Na ocasião, a CIDH já havia recebido críticas contundentes não apenas dos venezuelanos, mas também dos países que formam a Aliança Bolivariana para os Povos de Nossa América (Alba), representados então pelo presidente do Equador, Rafael Correa. Parte dos líderes regionais acredita que o Sistema Interamericano é fortemente politizado e o denunciam por supostamente perseguir os governos que se opõem às orientações de Washington.

Independência

A OEA, a CIDH e algumas ongs dedicadas à observância dos direitos humanos na América Latina discordam dessa tese e reafirmam sua independência. “Um fato primordial é que os membros da comissão são todos especialistas, e não representantes dos Estados”, define Juana Kweitel, diretora de programa das Conectas, ong sediada no Brasil. “Estão lá devido a seu conhecimento e compromisso com os direitos humanos, e têm independência para tomar decisões.” Por isso, Juana Kweitel avalia que alguns governos sentem-se ameaçados pelas análises e recomendações da CIDH – sobretudo quando tais decisões contrariam seus interesses políticos ou econômicos.

No entanto, os números mostram, no caso venezuelano, que o presidente Hugo Chávez tem suas razões para bater de frente com a CIDH. Desde sua chegada ao poder, em 1999, a comissão multiplicou as decisões e relatórios desfavoráveis à Venezuela, em proporções amplamente superiores ao resto da América Latina: entre 1959, quando foi criada, até a eleição do atual presidente, a CIDH emitira apenas cinco decisões denunciando violações aos direitos humanos na Venezuela. Em contrapartida, entre 2000 e 2012, durante o governo de Hugo Chávez, Caracas foi condenada 36 vezes. No espaço de 12 anos, a Comissão condenou a Venezuela sete vezes mais do que durante os 40 anos anteriores.

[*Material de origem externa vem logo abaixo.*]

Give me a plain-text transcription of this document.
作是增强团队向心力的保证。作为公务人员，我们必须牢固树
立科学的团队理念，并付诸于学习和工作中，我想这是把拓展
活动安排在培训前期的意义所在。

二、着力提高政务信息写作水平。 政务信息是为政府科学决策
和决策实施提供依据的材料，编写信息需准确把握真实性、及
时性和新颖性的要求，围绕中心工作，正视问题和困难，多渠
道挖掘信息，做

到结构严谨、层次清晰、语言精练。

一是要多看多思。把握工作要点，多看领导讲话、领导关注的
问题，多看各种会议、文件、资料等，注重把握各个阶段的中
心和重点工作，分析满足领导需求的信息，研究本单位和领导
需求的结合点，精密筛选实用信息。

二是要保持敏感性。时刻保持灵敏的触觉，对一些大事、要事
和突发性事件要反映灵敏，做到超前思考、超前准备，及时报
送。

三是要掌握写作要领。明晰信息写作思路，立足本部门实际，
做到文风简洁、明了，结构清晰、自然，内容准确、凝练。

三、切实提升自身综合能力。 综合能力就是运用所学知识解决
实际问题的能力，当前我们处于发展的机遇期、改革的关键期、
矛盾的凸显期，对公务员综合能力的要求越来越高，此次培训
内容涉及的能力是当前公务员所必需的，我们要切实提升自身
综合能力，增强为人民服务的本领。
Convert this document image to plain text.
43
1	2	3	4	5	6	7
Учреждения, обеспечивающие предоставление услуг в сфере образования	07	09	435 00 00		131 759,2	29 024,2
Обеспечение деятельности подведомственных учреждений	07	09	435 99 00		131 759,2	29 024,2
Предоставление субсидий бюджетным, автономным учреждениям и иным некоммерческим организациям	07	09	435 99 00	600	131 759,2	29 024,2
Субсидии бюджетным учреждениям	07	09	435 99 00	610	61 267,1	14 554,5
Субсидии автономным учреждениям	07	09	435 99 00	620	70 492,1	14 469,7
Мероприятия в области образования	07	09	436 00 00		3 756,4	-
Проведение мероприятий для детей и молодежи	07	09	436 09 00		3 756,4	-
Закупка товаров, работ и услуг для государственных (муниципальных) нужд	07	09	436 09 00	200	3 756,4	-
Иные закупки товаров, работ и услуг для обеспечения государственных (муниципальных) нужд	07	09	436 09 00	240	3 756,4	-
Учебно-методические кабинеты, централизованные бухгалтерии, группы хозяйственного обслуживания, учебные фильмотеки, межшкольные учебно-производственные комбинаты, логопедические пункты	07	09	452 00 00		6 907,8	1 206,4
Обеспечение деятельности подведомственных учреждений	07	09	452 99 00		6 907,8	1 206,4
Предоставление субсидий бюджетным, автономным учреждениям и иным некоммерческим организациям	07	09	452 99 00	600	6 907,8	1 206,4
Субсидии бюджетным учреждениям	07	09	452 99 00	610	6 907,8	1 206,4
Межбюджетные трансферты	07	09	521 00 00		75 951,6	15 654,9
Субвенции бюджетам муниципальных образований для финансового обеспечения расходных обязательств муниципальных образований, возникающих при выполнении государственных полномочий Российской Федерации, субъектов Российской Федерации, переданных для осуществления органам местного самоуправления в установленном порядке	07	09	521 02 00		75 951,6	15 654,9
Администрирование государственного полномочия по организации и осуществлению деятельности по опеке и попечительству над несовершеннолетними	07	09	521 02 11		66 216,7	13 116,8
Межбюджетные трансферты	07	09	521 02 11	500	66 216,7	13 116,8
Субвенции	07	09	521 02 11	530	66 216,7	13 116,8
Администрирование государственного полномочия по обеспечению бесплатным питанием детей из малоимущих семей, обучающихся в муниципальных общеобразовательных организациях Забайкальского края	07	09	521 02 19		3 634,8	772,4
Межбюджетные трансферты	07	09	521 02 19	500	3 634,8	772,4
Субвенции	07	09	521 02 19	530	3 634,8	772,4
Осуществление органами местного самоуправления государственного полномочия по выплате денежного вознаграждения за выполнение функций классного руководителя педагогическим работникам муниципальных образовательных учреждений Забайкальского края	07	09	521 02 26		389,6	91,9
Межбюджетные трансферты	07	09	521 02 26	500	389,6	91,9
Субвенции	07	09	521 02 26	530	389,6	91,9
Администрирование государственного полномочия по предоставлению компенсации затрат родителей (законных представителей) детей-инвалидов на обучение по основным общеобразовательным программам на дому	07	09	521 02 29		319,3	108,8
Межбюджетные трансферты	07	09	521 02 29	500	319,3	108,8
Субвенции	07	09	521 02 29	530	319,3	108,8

Em 2002, a CIDH  também havia reconhecido o governo de Pedro Carmona, que fora empossado depois de um golpe de Estado empresarial-militar que sequestrou, prendeu e deixou Chávez por cerca de 48 horas fora do poder, enquanto os meios de comunicação privados alardeavam que o presidente havia renunciado. “Tomara nós tenhamos em algum momento uma comissão séria e que possamos lutar com outros governos pelos direitos humanos”, disse o mandatário, justificando que tem bastantes argumentos para respaldar a postura do país. “Nossa decisão foi baseada em nossos princípios éticos e em nossa conduta moral.”